One such “other” intriguing signal recently surfaced in the area of workforce diversity and skill sets needed in the future: a new book by the famous animal-handling expert Temple Grandin called Visual Thinking: The Hidden Gifts of People Who Think in Pictures, Patterns and Abstractions.
Grandin, herself a visual (and autistic) thinker, makes the case for widening the neurodiversity of all work teams by recognizing the value of visual thinkers. Science writer Steve Silberman calls the book “a powerful and provocative testament to the diverse coalition of minds we’ll need to face the mounting challenges of the twenty-first century.”
Many large firms are beginning to recruit autistic individuals for their ability to concentrate and master detailed work such as computer coding. Other organizations have long valued those who can think in patterns of abstraction described by mathematics.
But Grandin contends that our increasingly verbal education system sidelines not only these thinkers, but also screens out “object visualizers” like herself. Young visual thinkers like drawing, building with toys like Legos, and are “good with their hands.” But today, hands-on learning has been scrubbed from the school curriculum—no more shop, home ec, art, theater, welding, auto mechanics, etc. Grandin, herself a PhD professor of animal science, said she was screened out of college initially by an inability to master algebra and calculus, something typical of visual thinkers. As a result, America, she contends, is losing technical skills essential to the future of manufacturing, construction, design and engineering.

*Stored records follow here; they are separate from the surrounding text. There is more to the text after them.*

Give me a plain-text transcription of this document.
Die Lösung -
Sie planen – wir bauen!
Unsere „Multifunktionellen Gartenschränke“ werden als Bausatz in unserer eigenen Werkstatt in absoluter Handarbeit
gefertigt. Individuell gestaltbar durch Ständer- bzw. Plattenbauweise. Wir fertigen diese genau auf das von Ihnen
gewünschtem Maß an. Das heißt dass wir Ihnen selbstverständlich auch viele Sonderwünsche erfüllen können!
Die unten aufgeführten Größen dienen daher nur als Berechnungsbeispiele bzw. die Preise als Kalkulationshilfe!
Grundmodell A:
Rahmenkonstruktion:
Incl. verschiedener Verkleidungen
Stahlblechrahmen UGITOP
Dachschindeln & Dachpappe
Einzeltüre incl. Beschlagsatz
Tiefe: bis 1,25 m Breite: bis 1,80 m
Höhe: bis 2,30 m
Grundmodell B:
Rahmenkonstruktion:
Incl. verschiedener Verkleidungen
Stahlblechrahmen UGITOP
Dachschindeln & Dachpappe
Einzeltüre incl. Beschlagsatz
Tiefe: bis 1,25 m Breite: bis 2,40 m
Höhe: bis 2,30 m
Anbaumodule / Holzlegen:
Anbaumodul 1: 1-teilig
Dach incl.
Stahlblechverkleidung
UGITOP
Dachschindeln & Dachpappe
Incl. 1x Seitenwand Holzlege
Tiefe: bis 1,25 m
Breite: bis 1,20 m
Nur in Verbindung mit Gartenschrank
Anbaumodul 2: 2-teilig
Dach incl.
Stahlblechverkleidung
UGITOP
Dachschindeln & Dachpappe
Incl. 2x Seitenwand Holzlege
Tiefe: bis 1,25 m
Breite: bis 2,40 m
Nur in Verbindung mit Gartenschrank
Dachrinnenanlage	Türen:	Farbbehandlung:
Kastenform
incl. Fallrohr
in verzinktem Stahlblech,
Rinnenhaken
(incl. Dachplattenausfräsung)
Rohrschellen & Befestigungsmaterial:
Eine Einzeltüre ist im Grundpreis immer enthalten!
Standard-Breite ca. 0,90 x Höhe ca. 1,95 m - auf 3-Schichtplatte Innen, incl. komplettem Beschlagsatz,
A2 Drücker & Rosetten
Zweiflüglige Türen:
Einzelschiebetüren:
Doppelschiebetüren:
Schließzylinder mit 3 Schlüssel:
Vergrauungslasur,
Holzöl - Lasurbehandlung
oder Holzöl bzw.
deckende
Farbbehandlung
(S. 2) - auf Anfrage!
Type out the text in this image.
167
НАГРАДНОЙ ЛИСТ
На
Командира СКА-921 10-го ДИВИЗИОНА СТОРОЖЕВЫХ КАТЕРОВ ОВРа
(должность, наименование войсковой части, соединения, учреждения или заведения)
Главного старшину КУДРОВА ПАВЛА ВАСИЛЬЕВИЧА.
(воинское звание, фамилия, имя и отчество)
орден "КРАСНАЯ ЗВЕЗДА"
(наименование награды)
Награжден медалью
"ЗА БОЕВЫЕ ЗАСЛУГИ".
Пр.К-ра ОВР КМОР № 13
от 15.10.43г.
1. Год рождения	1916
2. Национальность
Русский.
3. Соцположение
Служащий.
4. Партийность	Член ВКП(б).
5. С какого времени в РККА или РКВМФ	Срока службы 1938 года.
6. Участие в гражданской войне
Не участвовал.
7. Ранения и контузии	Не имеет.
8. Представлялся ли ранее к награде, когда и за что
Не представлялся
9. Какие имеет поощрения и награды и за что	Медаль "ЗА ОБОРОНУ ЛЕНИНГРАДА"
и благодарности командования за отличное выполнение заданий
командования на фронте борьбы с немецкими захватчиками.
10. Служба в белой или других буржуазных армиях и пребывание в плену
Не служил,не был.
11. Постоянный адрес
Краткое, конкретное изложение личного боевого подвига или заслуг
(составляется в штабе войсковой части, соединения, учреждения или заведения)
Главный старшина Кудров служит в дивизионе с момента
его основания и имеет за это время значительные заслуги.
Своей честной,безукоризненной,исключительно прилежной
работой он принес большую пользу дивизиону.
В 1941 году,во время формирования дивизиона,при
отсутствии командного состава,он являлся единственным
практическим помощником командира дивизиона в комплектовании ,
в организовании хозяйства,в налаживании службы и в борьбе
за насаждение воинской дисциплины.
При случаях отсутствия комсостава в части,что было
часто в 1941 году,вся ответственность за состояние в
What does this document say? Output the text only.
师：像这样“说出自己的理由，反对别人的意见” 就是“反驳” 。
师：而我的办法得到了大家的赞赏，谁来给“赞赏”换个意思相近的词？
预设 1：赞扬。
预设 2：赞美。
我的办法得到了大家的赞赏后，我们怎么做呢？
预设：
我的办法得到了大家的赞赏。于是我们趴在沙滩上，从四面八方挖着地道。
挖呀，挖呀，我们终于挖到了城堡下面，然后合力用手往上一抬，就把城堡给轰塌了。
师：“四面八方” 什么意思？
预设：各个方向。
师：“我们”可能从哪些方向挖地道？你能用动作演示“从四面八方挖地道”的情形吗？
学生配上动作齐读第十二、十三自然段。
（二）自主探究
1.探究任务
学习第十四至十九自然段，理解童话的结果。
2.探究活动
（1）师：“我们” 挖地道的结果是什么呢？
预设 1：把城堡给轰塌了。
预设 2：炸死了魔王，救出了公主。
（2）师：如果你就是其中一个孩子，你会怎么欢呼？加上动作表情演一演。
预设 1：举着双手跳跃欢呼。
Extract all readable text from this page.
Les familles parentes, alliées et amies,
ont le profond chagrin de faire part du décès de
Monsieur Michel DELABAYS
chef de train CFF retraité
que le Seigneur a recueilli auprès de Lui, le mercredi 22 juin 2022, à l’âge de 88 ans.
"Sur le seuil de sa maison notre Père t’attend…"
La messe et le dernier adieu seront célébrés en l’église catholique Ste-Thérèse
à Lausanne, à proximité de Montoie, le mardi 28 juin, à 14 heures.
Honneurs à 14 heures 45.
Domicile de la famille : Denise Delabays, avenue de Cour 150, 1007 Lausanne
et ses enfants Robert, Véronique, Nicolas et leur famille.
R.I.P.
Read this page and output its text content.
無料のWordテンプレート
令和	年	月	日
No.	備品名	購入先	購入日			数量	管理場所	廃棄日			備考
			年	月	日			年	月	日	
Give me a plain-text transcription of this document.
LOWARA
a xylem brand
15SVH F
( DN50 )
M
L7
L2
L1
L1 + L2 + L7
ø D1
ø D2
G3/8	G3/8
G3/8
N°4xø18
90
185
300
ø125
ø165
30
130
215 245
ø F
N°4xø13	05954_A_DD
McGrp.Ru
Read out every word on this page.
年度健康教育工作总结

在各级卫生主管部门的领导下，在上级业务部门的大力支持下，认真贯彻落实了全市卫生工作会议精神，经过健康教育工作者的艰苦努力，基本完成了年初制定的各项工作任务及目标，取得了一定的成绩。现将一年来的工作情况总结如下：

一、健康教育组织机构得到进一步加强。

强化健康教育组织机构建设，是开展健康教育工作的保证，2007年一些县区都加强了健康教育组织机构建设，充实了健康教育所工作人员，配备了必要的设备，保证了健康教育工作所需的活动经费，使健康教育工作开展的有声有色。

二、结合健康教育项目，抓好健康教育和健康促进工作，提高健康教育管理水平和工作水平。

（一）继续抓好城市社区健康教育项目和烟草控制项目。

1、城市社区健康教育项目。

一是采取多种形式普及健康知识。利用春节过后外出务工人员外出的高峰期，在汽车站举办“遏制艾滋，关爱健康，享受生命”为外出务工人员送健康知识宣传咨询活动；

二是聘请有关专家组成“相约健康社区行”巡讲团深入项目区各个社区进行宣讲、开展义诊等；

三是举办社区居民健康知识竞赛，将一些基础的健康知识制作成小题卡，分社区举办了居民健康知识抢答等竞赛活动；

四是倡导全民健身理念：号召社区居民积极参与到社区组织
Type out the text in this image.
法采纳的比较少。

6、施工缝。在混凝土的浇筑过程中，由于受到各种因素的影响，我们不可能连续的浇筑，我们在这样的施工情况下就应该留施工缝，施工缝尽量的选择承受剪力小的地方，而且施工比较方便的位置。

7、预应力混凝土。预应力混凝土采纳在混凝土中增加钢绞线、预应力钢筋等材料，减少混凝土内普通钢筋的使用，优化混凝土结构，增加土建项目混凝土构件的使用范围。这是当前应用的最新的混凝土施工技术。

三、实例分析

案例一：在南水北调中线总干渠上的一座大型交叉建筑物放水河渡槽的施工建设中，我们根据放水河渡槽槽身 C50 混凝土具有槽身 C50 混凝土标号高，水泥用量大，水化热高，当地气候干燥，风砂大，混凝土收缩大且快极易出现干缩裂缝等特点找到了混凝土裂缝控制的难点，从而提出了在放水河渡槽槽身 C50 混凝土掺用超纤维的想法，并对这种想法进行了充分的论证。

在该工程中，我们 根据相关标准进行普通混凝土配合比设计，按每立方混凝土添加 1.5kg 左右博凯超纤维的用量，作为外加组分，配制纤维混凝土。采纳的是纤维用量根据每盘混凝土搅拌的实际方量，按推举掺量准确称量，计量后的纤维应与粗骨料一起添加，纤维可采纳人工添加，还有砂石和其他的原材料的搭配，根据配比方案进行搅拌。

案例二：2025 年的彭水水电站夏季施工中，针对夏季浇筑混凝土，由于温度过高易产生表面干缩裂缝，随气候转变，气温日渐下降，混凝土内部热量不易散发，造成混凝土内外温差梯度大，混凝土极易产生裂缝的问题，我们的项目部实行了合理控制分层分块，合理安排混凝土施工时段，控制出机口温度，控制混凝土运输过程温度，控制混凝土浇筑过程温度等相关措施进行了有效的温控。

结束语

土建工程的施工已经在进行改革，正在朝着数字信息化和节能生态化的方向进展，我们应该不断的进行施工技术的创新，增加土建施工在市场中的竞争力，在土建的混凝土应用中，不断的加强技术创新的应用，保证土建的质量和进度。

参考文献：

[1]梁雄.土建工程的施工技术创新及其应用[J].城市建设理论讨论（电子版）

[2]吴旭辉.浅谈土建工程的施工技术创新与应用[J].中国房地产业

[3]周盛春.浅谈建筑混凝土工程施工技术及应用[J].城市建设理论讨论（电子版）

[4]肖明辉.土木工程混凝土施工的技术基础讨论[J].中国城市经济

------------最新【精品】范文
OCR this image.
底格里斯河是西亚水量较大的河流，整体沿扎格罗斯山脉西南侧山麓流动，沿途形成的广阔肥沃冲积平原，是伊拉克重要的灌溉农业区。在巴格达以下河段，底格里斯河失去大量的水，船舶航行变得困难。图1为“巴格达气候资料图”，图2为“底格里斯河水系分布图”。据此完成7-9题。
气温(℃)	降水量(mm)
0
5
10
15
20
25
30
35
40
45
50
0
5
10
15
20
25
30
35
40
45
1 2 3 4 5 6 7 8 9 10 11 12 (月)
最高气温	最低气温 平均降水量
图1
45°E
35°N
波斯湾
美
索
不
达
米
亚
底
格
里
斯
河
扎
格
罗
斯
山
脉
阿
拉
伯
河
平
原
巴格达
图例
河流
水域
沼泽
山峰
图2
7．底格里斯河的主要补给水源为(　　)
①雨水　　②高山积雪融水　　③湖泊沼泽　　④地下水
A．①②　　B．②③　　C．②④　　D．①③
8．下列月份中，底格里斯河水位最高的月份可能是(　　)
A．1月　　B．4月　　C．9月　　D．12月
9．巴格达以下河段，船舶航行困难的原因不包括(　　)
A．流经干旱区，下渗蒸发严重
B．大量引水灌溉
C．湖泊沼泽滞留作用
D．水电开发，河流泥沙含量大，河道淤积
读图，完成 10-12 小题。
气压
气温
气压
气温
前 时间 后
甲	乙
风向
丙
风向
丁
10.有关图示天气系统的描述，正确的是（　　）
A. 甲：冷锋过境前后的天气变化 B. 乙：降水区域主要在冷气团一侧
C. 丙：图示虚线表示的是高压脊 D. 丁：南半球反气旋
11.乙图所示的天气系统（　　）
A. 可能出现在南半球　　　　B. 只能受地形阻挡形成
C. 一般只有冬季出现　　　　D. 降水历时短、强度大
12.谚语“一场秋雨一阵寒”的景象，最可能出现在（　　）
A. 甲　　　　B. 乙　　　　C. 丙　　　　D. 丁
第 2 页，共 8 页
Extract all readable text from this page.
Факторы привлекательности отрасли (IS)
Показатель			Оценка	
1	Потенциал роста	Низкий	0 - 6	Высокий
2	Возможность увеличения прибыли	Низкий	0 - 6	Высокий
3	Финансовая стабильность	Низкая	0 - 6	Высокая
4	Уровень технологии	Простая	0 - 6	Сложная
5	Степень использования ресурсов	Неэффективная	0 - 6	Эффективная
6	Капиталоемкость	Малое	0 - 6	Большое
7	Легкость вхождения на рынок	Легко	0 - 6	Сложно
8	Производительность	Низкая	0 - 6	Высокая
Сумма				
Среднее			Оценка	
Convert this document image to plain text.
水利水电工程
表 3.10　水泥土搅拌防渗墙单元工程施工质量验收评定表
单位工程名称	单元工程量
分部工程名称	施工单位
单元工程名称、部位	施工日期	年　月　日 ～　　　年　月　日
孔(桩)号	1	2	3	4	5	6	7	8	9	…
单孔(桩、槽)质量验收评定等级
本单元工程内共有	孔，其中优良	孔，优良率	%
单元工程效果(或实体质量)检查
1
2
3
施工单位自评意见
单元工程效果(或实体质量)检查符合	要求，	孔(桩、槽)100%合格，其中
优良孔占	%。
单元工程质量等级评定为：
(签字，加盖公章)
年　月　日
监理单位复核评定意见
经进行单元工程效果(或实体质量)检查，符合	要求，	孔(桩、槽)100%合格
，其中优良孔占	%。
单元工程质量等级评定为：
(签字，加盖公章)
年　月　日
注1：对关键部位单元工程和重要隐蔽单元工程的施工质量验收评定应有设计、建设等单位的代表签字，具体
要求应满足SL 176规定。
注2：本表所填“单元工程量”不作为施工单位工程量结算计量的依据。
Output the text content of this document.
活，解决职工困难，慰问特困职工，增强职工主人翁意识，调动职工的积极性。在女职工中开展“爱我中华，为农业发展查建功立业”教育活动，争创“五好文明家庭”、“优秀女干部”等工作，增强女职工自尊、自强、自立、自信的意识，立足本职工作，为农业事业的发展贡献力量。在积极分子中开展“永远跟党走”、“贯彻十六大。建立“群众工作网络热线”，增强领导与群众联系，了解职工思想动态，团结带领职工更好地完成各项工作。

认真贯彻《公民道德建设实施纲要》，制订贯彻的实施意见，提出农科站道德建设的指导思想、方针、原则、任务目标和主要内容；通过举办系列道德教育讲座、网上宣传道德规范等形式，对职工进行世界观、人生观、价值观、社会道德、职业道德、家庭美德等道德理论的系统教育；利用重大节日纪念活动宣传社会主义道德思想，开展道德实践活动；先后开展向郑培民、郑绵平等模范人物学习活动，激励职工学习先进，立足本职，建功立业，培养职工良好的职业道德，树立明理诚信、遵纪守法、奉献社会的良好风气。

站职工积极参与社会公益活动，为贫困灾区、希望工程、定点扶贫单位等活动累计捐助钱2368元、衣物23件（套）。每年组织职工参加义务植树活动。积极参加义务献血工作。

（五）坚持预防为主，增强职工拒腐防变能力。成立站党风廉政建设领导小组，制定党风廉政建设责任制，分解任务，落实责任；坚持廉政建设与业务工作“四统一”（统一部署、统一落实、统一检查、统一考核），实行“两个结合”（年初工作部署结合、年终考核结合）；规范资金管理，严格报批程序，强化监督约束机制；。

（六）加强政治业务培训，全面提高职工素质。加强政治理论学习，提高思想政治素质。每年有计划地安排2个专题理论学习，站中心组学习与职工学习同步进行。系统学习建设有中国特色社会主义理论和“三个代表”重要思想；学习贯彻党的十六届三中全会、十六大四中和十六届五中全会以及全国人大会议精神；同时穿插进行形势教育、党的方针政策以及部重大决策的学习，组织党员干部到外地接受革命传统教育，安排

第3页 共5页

Grandin’s book goes on to detail studies that show how diverse thinkers advantage teams and how real-world disasters like Fukushima and the Boeing 747 MAX result from the absence of visual thinkers on work teams.
How can you tell if you’re a visual thinker? She suggests an interesting shortcut to determining where you fall on the visual-verbal spectrum: You buy a piece of furniture and are ready to put it together. Do you read the instructions or follow the pictures?
Shouldn’t your organization’s employee recruitment program include a neurodiversity element?